AI "werewolf killing" war! GPT-4.5: Social reasoning + top deception, "playing with Claude and DeepSeek"! - AI Articles

Author：Eve Cole Update Time：2025-05-26 11:50:02

In the field of artificial intelligence, AI not only demonstrates outstanding intelligence in chess games, but now it also shows amazing abilities in social games full of strategies and deceptions like "werewolf killing". Recently, an AI "werewolf kill" benchmark test called "Elimination Game" has attracted widespread attention, and the test results are shocking: GPT-4.5 stands out in this social game, leaving competitors such as Claude 3.7 Sonnet and DeepSeek R1 far behind. This result makes people wonder whether AI's social intelligence has reached an incredible level?

The rules for “Elimination Game” are extremely challenging: up to eight players (including AI models and live players) participate, eliminating one person in each round by voting until two survivors are left. More complicatedly, the eliminated players will form a "jury" to decide the final winner. This mechanism makes the game full of betrayal, deception and strategy, and can be called the AI version of "Game of Thrones".

During the game, players can have fierce debates in the public chat room, striving for advantages by expounding opinions, winning people's hearts and confusing opponents.

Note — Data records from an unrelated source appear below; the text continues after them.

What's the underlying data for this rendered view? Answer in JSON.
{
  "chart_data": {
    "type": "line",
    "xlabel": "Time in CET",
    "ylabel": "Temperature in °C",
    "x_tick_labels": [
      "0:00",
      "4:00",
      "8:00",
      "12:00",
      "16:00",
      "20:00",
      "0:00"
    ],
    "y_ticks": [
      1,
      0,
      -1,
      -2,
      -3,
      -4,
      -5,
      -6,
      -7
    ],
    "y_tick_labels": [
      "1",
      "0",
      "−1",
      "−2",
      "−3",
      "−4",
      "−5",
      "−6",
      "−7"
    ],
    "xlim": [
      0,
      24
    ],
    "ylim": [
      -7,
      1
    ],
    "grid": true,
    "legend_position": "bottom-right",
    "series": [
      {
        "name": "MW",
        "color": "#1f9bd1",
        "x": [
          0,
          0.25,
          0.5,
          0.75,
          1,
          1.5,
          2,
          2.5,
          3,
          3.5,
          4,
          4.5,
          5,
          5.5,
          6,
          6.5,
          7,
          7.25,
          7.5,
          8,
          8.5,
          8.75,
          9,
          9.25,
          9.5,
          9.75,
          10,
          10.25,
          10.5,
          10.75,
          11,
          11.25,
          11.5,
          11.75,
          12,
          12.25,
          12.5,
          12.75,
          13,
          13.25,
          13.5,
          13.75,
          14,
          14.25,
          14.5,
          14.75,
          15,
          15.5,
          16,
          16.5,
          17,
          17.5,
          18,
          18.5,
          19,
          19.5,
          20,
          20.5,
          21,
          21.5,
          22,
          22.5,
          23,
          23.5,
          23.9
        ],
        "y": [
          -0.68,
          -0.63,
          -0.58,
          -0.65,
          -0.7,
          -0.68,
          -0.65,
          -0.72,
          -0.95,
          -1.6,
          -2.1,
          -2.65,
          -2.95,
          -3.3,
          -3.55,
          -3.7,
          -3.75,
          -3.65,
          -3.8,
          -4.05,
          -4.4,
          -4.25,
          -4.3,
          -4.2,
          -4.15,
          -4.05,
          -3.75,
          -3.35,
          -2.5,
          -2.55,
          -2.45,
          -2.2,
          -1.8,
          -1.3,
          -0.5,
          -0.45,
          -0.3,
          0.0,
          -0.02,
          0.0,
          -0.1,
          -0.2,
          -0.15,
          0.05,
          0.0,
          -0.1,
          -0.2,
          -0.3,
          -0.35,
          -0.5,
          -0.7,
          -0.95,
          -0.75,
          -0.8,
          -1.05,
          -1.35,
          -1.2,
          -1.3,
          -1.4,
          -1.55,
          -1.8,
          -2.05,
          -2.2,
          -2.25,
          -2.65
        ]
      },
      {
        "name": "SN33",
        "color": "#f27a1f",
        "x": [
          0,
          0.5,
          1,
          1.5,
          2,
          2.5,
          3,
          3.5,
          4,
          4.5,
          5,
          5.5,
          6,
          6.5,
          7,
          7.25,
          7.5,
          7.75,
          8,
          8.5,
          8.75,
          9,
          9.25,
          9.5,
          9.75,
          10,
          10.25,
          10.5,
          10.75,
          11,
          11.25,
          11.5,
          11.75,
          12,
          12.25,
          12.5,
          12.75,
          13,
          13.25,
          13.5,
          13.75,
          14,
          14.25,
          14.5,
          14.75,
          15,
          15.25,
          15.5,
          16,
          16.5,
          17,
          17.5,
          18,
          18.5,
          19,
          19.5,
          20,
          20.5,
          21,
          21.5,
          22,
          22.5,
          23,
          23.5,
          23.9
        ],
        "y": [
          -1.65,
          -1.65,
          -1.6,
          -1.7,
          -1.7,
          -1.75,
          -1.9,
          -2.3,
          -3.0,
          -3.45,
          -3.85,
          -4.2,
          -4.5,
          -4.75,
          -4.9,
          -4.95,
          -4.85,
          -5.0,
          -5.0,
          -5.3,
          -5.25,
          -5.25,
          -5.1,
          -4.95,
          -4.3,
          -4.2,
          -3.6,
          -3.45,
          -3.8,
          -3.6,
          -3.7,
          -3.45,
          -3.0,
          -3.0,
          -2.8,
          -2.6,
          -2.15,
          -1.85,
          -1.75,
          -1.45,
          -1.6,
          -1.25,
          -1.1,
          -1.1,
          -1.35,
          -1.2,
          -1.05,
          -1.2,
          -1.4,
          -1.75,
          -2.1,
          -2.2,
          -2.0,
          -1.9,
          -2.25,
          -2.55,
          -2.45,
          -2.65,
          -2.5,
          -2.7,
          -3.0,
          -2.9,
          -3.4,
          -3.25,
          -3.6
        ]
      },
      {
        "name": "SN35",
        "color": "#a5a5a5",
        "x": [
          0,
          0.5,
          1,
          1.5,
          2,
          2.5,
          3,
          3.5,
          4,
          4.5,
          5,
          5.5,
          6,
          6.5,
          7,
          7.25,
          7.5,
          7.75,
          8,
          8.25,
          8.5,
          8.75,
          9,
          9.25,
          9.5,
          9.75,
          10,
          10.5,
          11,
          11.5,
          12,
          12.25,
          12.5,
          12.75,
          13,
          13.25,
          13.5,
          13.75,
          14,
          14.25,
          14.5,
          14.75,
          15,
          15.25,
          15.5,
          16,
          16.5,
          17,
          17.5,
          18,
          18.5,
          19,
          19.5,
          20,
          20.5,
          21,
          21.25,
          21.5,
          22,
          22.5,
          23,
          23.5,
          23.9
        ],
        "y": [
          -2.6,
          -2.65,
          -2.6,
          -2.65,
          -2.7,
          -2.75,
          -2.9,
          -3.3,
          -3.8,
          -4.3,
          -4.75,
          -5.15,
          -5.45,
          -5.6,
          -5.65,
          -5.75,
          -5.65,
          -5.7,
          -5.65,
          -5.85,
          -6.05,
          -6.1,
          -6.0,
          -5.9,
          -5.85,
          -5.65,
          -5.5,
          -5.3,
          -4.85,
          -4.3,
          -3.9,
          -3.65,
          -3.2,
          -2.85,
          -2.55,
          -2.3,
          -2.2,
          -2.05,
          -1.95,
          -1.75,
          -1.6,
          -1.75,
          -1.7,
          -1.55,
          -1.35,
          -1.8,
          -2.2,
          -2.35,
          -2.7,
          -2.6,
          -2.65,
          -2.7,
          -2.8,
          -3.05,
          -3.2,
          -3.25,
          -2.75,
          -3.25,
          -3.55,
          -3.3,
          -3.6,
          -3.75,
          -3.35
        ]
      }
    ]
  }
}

In addition to public communication, players can also have private chats, secret alliances or set traps. In just three rounds of private chats, the amount of information and strategy reached an extremely high level. Players must find a balance between trust and deception, and if they are not careful, they may be eliminated.

When the game enters the final showdown, the remaining two players will give their final farewell speeches, trying to convince the eliminated "jury" to support themselves. Ultimately, the jury will vote on who is the only winner. This link not only tests players' language expression skills, but also tests their persuasion and strategy.

How do major models perform in this fierce AI "wewolf killing" battle? The test results are impressive:

With its excellent social reasoning ability and strategy, GPT-4.5 has become a well-deserved "king". It shows extremely low betrayal rates in the game and tends to gain an advantage through alliances and cooperation. In the final stage, GPT-4.5 showed amazing persuasion, successfully won the support of the jury, and finally stood out with a 62.6% victory rate.

Claude3.7Sonnet shows flexible and changeable strategies. Although it is slightly inferior to GPT-4.5 in social reasoning and deception capabilities, it still performs well. It was easy to go between cooperation and betrayal, and eventually ranked second with a winning rate of 59.3%.

DeepSeek R1 adopted a more radical strategy, although it performed well in some stages, but it was slightly insufficient in social strategies and verbal expression, and eventually ranked third with a winning rate of 53.8%.

This "Elimination Game" benchmark not only demonstrates the huge potential of AI in social intelligence, but also makes us look forward to the future development of AI. With the continuous advancement of AI technology, perhaps in the near future, AI will surpass humans in more fields and become an indispensable part of our lives. This AI "wewolf killing" war is just the beginning of the expansion of AI intelligent boundaries. The surprises and shocks of the future may be far beyond our imagination.